A show of hands: anyone out there remember Pennsauken Mart?
OK, you can put your hands down. If you do remember, then you’ll know of what I speak. Perpetually underlit and maze-like, Pennsauken Mart had an element of shadiness and intrigue. The businesses located in the Mart were more street fair stands than well-established stores, having walls notwithstanding. But treasures you could find! I remember digging through endless stacks of vinyl records to find out of print gems – like an original Chicago VII album with the textured album cover; cost: $1. You also had a number of food vendors there, serving up a myriad of items. And yet with all the bargains you could find if you rummaged through enough piles of stuff, you invariably left the place wanting to take a shower. The Mart was, como se dice, a bit unsavory.

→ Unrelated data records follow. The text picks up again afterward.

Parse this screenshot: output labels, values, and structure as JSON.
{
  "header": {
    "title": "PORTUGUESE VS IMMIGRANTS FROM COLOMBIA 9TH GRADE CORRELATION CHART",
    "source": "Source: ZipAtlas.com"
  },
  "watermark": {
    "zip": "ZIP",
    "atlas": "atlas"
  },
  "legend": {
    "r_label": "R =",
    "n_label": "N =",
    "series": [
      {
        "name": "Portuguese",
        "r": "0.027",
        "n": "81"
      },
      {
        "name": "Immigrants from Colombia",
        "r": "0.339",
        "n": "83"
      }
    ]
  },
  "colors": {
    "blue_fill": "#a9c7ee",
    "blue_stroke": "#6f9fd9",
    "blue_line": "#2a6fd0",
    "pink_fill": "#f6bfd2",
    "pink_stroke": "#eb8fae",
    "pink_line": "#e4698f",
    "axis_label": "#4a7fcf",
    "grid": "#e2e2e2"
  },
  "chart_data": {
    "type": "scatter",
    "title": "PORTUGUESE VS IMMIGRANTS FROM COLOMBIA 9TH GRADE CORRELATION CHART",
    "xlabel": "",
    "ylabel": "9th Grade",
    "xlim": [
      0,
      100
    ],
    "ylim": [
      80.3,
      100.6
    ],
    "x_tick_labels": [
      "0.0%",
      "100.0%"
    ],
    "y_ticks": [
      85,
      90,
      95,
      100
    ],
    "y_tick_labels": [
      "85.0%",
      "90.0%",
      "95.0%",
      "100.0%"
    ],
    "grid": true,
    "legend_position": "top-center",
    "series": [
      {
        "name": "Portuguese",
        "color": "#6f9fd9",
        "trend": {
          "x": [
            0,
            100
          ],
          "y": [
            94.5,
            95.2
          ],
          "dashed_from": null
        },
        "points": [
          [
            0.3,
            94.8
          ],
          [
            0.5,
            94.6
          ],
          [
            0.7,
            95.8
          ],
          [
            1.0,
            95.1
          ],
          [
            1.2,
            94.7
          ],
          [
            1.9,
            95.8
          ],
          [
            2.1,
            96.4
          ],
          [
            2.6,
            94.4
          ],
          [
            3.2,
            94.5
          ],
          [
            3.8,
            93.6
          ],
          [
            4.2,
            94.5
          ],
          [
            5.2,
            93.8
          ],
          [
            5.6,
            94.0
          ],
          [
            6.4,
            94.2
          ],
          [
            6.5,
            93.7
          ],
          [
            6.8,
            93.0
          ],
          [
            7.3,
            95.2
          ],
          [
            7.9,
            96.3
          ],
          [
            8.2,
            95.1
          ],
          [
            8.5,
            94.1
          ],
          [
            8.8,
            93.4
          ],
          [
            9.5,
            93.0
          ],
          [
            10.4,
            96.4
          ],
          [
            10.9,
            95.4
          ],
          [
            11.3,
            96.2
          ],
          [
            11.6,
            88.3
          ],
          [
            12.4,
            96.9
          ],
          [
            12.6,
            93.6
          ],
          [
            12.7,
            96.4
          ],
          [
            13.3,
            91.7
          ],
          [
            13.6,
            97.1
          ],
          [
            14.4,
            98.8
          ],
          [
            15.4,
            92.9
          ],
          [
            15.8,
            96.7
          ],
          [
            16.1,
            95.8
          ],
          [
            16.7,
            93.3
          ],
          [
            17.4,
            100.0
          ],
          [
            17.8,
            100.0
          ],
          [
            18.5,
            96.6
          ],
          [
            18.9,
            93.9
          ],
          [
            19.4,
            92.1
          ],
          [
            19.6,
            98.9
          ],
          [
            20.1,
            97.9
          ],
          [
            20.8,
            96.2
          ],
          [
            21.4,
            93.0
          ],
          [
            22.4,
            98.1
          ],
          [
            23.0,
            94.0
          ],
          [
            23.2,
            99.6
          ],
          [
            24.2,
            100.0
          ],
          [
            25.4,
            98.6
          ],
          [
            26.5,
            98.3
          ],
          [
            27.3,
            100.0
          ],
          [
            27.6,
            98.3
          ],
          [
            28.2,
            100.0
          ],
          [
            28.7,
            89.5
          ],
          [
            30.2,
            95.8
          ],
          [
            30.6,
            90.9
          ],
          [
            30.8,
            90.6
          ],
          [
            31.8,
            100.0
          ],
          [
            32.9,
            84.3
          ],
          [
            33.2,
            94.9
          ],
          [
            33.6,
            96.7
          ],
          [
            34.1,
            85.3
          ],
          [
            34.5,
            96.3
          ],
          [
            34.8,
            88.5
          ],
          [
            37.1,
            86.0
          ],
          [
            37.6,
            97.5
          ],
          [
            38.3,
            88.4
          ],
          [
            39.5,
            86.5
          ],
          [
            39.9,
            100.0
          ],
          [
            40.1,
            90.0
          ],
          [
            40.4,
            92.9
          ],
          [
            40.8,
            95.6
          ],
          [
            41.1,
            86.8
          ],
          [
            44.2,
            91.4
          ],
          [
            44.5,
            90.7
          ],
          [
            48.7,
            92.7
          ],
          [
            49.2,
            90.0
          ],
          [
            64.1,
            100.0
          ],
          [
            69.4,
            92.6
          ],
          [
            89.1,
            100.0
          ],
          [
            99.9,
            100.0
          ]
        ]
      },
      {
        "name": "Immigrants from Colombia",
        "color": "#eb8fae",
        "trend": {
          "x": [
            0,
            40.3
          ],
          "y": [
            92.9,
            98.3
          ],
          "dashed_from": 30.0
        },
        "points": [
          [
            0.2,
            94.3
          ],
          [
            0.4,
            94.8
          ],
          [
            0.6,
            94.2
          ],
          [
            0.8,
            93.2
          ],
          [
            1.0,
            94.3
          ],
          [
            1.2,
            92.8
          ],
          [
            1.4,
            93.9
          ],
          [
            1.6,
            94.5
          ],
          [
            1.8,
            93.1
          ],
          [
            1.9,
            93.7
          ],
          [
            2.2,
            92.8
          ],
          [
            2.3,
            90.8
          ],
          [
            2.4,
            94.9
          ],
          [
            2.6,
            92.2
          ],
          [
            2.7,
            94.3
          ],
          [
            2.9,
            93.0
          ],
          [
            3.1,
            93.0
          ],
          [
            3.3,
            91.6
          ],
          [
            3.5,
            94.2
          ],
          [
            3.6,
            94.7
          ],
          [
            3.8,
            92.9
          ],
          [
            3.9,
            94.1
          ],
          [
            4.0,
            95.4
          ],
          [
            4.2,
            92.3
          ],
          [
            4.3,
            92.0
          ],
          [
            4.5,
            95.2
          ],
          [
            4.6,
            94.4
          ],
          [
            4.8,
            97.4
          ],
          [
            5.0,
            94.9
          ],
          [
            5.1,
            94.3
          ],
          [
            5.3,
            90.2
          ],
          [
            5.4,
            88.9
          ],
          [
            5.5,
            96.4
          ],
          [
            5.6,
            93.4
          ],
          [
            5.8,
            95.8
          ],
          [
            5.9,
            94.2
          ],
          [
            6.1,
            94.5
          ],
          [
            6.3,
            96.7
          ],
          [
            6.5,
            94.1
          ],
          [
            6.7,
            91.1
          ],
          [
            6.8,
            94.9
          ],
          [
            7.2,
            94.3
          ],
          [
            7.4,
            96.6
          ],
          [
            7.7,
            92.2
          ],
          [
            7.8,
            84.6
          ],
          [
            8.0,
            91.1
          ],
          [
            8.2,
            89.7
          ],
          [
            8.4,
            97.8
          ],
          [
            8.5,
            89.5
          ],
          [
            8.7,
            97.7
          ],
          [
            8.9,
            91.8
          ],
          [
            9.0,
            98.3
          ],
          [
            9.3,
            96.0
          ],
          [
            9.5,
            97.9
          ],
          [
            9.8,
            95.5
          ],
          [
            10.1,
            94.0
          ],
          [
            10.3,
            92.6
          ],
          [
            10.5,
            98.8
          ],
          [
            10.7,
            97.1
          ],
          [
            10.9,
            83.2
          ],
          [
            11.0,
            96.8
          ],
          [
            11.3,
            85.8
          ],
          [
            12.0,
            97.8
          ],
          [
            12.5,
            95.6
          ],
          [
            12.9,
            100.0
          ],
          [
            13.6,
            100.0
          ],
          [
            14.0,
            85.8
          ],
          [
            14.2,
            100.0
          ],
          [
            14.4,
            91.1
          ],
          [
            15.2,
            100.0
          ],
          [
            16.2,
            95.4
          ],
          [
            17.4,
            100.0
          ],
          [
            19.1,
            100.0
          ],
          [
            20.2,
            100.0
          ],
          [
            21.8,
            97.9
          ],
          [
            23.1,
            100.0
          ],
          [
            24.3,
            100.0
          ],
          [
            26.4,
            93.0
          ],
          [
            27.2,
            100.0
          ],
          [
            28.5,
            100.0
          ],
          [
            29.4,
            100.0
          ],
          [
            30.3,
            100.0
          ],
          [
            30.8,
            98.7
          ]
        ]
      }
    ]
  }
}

But the Mart is no more. Eminent domain took it away some years ago, leaving all those business owners collectively out on the curb.
Some background: The Grand Marketplace was The Village Mall back in the ’70s when I was a kid (I think I remember a miniature golf course inside), but had hit hard times. After a number of attempts to revive itself, The Village Mall had finally succumbed and laid dormant. But the old place was going to get new life, and it would be in the form of all those displaced vendors from Pennsauken Mart. The Village Mall was renamed The Grand Marketplace, and a new indoor flea market was born.
So why the hecks am I telling all of this? Well, being that we have a bit of a penchant for food events, we had heard that the Grand Marketplace was holding a hot wing contest. We had also heard that there was a pretty good Amish market there, so that gave us enough reason to go.
Well, this is not your father’s Pennsauken Mart. In comparison to the mart, The Grand Marketplace is downright palatial. And reasonably well-lit. It’s still not like shopping at, say, Nordstrom (it is, after all, still a flea market), but a marked improvement nonetheless.
Now if you’ve been following along on our blog, you know that we sometimes get to events a little late. Well, our late arriving selves struck again! We completely missed the wing competition. Darn. BUT – we still had the Amish market to peruse. And we’re glad that we did.
We first had to settle down our hunger pangs, so we shared a hand wrapped pretzel from the market. Soft and chewy, with a little sweetness, it was a lovely pretzel – much better than anything from Auntie Anne’s.
While Julian and I finished the pretzel, Lisa did some shopping in the market. While the selection of vegetables was decent, it was the homemade food items that were the most intriguing. Lisa picked up a couple of jars of homemade jelly as well as a glass jug of homemade root beer, the likes I had not tasted since my late Grandma Howard’s so many years ago. One of these days, I’m going to find her recipe and make it myself.
The pretzel was not going to hold us, so we decided to get a more substantial meal. We grabbed some fried chicken at the market and dug right in to the goodness. Next to what you can get in the South, fried chicken from an Amish restaurant is about as good as you can find. Seriously. The best fried chicken I’ve ever had was Mrs Wilkes in Savannah; the next best was at an Amish restaurant in Pennsylvania. While not quite as good as those experiences, the chicken we had was excellent: nice and crispy on the outside, but still very juicy inside.
After devouring our plate of chicken, it was off to explore some more. Now I had been viewing The Grand Marketplace’s website and had been intrigued by their food court. There seemed to be a nice variety of choices, and they looked to be a little different than your typical mall fare. And they were. Instead of pseudo-ethnic places, many of the food vendors looked like real mom-and-pop establishments. Not sure which place to sample, we came across a Filipino BBQ counter (where the sign up top was located) that was advertising Meat On A Stick. Well…how could one turn down Meat On A Stick? We picked up the pork version of Meat On A Stick…and it was pretty tasty!
So, Willingboro may not be your first destination for food, but if you’re ever on Route 130, there’s enough interesting food experiences at The Grand Marketplace to make it worth a stop. And you won’t feel the need to shower afterwards.